Andrew Mostad, spokesman for FUAL, said too much information on acceptable urban farming practices has been skewed since the District of Lantzville served notice to Compassion Farm to cease and desist its farming activities due to a perceived contravention of zoning bylaws.
The quarrel has deeply entrenched parties on both sides of the argument.
Mostad said he hopes the sessions will bring a better understanding of the science behind urban farming to everybody.
“We saw a lot of information being passed around that was either rumour or wasn’t fully informed and we though it was our duty as the Friends of Urban Agriculture Lantzville to try and inform the people as much as we can about this very important issue,” he said. “We’ve seen this issue spread all around Vancouver Island, the Mainland and even as far as the rest of Canada. It has been very interesting.”
The issue has sparked the interest of Harold Steves, who agreed to give a presentation at the Sept. 25 meeting. Steves is a founder of the Agricultural Land Reserve and has served on Richmond municipal council continuously since 1977.
“It’s exciting to see Mr. Steves come to Lantzville and take an interest in our little town,” said Mostad. “He comes from a pioneer farm family and understands both the pressures on farming and on municipal councils to turn over good farm land for housing.”
Confirmed panelists in the culminating discussion on the district’s proposed bylaw amendment include: Janine De La Salle, planner and food and agriculture systems specialist with HB lanarc; and Louise Negrave, a Lantzville resident, agrologist and former organic farmer. Mostad said he hopes to secure an experienced Island farmer to contribute to the panel.
The information sessions will take place at the Lantzville Legion on Sept. 18, Sept. 25 and Oct. 2 from 2-4:30 p.m.

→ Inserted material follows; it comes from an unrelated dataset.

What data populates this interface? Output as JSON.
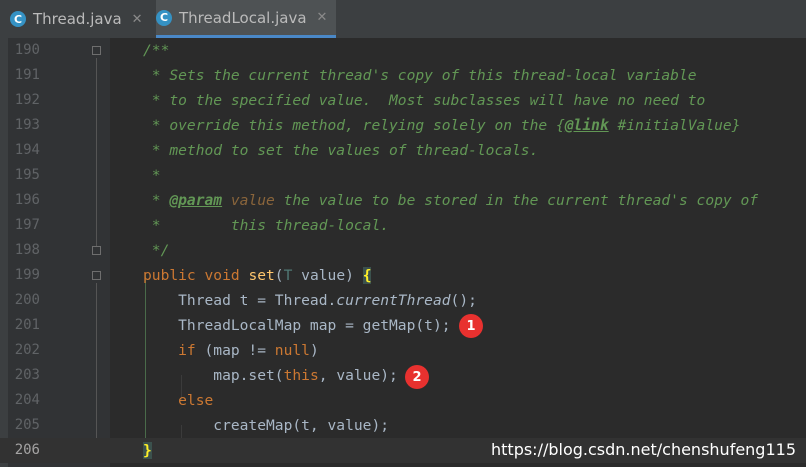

Kicking off the series on Sept. 18 will be a showing of the 80-minute award-winning movie Dirt, based on the book by William Bryant Logan.
Mostad said the sessions are intended provide more accurate insight into urban farming.
“What my hope is is that people who have taken an interest but maybe haven’t taken the time to get to know the issues are the ones who come out and make the most of these information sessions,” said Mostad. “More than just the two divided camps, I want the rest of the public to come by and see what is going on.”
Admission to each session is by donation to help cover the costs of the rented hall, rights to show the movie and expenses for presenters.